La familia veía como ascendían columnas de humo, y las cenizas desplazadas por el viento empezaron a caer a su alrededor. Les preocupaba las consecuencias en la salud de Daniel. Se encerraron en la cabaña y taparon sus rostros con paños húmedos. El cielo se tornó oscuro. Los árboles, en toda la extensión del valle, se cubrieron de un polvo blanquecino y el paisaje adquirió una apariencia fantasmal.
Manuel intentó no contagiar la preocupación a su mujer. El cielo empezó a colorearse de rojo. Estaban a sólo cuarenta kilómetros del extraño fenómeno.
Martín les avisó: “Las radios chilenas informan sobre la erupción de un volcán cercano a la frontera, resulta imposible predecir su comportamiento y aconsejan emigrar de la zona lo antes posible”.
Daniel comenzó a mostrar los síntomas de su enfermedad. Jadeaba, tosía y un silbido en el pecho al expulsar el aire indicaba su agravamiento. Los padres lo mantenían hidratado tratando de no trasmitir al pequeño la angustia que la crisis les provocaba.
Manuel sintonizó radios chilenas: “La situación se agrava, han declarado alerta roja y se está evacuando a la población”.
Decidieron escapar a Esquel para internar a su hijo en el hospital. Avisó por radio a su médico y a la Central.

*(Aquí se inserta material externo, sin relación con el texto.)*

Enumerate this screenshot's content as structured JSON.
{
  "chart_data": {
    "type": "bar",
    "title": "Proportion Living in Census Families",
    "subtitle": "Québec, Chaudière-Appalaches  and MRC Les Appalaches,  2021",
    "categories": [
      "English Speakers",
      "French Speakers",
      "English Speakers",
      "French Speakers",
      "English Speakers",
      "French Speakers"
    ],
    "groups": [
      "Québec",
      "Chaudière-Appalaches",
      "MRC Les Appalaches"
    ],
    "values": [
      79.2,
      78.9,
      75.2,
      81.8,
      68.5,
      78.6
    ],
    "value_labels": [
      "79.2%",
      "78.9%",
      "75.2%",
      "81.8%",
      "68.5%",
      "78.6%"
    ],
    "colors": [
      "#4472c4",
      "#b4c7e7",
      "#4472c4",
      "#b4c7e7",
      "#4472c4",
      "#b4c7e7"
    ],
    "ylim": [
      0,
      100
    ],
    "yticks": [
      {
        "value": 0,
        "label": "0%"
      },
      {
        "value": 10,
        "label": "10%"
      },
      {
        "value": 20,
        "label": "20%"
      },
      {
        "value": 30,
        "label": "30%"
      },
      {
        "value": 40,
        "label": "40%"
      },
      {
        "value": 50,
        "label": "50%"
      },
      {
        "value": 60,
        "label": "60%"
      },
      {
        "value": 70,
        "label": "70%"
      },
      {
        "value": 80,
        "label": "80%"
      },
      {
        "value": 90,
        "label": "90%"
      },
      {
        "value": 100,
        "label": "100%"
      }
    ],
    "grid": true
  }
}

Estaba poniéndose el sol, hacía frío y en la espesura del bosque reinaba la oscuridad.

Descienden por una picada, evitan los pozos y las raíces, iluminados apenas por el faro de la moto. En un giro resbalan y casi vuelcan. Siguen bajando. El pequeño empeora, aumenta su tos y la disnea lo ahoga.
Ana, entre sollozos, gime: “Se nos muere, Manuel, apresurate”.
En un claro del bosque encuentran un camino de tierra y más allá la ruta asfaltada. Los campos se ven grises, cubiertos de ceniza. En una hora llegan al hospital donde los espera el equipo médico. Lo internan en terapia. Ana llorando, musita: “Sólo Dios podrá salvarlo”.
Al rato llega Martín. Mientras los acompaña y esperan, les cuenta que el volcán está expulsando lava.
A la madrugada el médico los tranquiliza: su hijo está mejor, le han aplicado oxígeno y ha disminuido la tos. Duerme y lo tendrán en observación dos días más.
Finalmente lo dan de alta. Manuel resuelve regresar a Buenos Aires hasta que la situación cambie.